The song was recorded at Burnside’s Vault Studio in East Belfast.

“Far Away the Hills are green is a song written as a kind of companion piece to Laura’s ‘Taking the Wheel’ – borrowing themes of youth, longing, and Irish weather. The demo was recorded at my studio and ended up being the actual recording used, with layers of Laura’s vocals added later. From the perspective of a young couple, it charts the thought process of longing for a better life, something like the glamorous and sunnier Californian lifestyles they see on their TV, to realising that everywhere people are basically longing for the same thing – to fill some unfillable emptiness inherent in us all.  Laura’s transcendent vocals in the last half of the song lift what is a simple folk tune, up and out of the soggy fields and into the air, floating towards the horizon with never-ending hope for the future.”

– Joshua Burnside

BIO: 
Joshua Burnside and Laura Quirke (Lemoncello) recall the story of how they met differently – the former remembers passing a battered guitar around a Clonakilty pub and being blown away by Quirke’s vocals, while the latter cites Burnside’s performance of ‘Red and White Blues‘ at Other Voices. Burnside harkens back to several shows supporting each other in 2019 “We shared the stage a few times after that in the following years and ended up singing a few songs together here and there.” 

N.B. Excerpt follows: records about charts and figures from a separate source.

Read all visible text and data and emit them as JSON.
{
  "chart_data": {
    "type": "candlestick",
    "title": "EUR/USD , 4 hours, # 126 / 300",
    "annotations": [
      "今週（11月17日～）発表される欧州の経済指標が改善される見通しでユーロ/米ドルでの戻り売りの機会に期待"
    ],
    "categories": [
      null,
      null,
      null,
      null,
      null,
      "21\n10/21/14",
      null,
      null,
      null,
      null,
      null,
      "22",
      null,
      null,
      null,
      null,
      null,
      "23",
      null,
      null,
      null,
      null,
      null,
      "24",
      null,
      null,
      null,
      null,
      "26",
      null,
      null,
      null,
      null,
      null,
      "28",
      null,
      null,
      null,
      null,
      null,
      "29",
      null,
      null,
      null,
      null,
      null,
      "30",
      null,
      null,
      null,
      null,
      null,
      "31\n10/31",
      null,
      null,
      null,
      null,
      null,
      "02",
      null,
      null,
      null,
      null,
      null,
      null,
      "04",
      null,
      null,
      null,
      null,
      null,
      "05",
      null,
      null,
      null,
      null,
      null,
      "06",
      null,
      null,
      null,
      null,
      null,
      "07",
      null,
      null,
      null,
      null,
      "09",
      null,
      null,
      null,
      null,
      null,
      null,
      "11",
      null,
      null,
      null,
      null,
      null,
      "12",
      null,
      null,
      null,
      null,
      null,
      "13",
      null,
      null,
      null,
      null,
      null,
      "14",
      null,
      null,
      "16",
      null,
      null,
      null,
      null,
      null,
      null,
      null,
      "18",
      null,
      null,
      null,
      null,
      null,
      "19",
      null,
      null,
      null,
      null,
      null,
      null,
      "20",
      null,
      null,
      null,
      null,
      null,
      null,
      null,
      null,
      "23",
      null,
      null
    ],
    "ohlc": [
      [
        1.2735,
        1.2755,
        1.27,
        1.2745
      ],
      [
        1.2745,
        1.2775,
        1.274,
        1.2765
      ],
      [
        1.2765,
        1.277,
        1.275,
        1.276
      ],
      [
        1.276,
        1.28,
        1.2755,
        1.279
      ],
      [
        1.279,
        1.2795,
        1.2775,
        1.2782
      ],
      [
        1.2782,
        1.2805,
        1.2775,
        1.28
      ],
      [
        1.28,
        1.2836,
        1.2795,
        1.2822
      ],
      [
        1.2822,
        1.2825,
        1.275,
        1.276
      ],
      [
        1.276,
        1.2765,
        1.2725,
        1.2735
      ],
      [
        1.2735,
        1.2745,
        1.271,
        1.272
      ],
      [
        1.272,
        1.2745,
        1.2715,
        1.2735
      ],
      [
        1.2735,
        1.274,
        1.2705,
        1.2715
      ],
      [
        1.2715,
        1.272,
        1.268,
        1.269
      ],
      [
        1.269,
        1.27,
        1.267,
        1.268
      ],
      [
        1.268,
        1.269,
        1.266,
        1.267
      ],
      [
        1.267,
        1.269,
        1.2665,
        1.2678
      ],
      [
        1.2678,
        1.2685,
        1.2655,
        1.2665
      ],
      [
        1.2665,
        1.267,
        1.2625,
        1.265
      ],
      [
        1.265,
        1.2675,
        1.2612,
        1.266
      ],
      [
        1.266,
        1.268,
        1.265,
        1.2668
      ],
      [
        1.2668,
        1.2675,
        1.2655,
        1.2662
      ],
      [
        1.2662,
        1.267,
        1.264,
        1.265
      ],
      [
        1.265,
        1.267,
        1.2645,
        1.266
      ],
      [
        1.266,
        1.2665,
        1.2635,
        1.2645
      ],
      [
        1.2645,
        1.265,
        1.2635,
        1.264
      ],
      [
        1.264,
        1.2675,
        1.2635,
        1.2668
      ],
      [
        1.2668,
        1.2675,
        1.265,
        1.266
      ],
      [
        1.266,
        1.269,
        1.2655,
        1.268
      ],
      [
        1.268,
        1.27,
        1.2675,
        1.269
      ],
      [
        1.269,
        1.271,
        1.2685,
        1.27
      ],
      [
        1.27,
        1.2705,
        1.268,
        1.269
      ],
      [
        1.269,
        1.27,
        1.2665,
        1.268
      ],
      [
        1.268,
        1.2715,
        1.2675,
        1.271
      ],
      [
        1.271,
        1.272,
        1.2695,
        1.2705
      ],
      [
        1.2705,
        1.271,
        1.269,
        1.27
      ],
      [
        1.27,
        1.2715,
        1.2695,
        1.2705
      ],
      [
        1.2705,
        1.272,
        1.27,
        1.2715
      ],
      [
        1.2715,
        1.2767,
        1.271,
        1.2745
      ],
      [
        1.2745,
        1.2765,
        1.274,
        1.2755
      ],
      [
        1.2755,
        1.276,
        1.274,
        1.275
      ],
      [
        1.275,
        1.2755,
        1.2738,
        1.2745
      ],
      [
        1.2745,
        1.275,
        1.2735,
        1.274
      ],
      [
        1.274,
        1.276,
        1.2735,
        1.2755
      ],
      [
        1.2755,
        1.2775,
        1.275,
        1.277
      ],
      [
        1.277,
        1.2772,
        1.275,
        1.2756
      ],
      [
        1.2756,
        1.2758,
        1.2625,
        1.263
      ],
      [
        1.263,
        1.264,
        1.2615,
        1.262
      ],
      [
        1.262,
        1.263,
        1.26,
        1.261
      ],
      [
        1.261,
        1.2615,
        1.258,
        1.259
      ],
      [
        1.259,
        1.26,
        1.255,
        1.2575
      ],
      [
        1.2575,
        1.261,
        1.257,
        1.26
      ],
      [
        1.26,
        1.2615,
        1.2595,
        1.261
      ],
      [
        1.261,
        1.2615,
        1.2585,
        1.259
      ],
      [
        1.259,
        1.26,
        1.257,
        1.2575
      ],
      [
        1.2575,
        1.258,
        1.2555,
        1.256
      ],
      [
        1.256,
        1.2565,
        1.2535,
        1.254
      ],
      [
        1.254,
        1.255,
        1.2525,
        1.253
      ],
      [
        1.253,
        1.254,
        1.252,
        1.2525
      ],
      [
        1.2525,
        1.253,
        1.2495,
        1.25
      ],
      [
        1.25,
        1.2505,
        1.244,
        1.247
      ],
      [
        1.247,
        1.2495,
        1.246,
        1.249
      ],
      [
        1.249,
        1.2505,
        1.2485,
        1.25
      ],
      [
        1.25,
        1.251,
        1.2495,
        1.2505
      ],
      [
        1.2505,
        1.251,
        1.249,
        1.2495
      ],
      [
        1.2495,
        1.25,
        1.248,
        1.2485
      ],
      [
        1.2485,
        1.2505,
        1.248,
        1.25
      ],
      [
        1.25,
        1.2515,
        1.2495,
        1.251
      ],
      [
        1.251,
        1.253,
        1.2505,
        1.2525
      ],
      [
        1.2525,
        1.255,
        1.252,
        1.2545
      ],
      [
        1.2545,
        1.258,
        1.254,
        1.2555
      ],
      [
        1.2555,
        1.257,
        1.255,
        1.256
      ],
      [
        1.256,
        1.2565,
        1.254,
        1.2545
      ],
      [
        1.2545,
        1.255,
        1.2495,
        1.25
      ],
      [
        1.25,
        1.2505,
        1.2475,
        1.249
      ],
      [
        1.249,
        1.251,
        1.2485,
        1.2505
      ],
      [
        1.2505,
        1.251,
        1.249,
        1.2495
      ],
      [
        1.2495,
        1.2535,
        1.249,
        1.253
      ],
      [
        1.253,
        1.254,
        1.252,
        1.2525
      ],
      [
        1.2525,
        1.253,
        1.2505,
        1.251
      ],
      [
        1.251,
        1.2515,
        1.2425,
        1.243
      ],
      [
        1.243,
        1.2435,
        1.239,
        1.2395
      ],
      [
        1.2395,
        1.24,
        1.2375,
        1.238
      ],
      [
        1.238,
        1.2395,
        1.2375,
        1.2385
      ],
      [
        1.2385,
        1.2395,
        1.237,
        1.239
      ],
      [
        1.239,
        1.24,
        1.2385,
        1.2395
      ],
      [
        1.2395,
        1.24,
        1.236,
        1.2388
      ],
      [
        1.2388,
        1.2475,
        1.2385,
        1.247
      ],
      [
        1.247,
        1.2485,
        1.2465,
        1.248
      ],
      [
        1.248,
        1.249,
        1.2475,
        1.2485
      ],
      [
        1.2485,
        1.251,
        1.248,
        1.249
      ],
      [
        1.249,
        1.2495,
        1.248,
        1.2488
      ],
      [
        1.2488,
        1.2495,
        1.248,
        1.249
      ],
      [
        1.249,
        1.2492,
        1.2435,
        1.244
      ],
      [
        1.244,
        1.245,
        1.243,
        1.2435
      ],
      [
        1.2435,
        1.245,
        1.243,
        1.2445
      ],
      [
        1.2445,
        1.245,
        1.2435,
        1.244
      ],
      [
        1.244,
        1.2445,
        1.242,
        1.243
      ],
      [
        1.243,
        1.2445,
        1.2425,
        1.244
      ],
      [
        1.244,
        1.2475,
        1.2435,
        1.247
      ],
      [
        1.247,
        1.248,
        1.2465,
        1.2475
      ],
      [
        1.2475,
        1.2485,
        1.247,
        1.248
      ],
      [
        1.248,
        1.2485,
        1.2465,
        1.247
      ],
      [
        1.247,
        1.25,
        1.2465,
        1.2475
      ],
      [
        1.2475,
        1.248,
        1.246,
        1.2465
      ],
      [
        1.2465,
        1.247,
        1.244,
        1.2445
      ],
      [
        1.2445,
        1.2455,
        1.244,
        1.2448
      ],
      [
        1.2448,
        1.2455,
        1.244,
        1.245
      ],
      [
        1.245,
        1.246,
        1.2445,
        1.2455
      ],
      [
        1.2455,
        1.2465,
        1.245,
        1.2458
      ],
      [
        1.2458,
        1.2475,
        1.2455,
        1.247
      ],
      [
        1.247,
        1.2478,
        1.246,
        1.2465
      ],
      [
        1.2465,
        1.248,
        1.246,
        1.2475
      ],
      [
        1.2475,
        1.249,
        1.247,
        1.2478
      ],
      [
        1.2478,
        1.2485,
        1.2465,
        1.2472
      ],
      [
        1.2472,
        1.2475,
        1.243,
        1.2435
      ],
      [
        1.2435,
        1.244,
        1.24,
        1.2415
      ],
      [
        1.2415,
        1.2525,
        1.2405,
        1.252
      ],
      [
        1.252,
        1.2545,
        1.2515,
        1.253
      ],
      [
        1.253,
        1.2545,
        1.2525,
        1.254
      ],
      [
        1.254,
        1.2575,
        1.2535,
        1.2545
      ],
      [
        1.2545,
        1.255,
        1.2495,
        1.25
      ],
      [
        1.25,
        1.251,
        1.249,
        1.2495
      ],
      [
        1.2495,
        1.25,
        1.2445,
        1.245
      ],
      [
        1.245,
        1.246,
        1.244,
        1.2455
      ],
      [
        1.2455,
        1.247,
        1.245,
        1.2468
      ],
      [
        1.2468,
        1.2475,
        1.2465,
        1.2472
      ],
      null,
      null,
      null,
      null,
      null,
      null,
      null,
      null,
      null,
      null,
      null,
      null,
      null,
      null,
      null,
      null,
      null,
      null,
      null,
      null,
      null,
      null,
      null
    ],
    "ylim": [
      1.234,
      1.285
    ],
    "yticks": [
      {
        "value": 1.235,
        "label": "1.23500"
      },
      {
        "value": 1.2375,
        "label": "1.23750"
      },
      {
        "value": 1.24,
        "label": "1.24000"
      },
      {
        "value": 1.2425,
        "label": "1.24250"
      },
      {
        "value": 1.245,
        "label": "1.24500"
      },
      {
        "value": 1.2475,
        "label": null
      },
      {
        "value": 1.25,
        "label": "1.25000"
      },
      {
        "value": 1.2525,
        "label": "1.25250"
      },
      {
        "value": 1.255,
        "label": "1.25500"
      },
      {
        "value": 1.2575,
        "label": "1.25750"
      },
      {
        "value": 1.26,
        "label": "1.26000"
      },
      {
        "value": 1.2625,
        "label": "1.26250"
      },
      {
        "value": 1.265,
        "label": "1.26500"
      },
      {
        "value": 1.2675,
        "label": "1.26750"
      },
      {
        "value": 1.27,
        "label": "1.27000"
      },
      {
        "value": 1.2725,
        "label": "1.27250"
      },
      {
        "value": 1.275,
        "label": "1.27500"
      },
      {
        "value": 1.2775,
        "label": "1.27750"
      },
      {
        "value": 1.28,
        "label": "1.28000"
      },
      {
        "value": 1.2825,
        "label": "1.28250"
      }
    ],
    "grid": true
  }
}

But it wasn’t until a duet in The Duncairn, Belfast that the two decided to work together. Respected and acclaimed performers and artists in their own right, today Burnside and Quirke announce a new collaborative project – ‘In the Half-light‘ a four-track EP slated for release on July 16th.

With the core of the music recorded in Vault Artist Studios, the home of the studio where Burnside captured his second album, an initial one-off recording quickly grew legs. Laura reflected on this period in 2020 when lockdown restrictions had lessened, stating ‘I jumped at the chance to hang out and record and be in Belfast so when travel was freer, last September we spent a couple of days recording and throwing shapes in the studio. While I was there, ‘In the Half-light’ happened by accident. After that, it seemed that while we thought that we were helping each other out for our retrospective projects, actually we were making something that we would release together.

With songwriting duties split between the two, the EP is bound by a singular theme: a desire for the unknown. Faceless yet universal characters search for truths, purpose and conclusions along the aural hallways and emotional horizons of ‘In the Half-light’, are constantly met with ambiguous endings, undelivered promises and wanderlust. Gliding effortlessly between the realms of swirling indie-folk, pitching alternative arrangements and traditional singer-songwriter roots. And despite the intangible nature of the tracks, they remain strikingly self-assured in their storytelling and intent.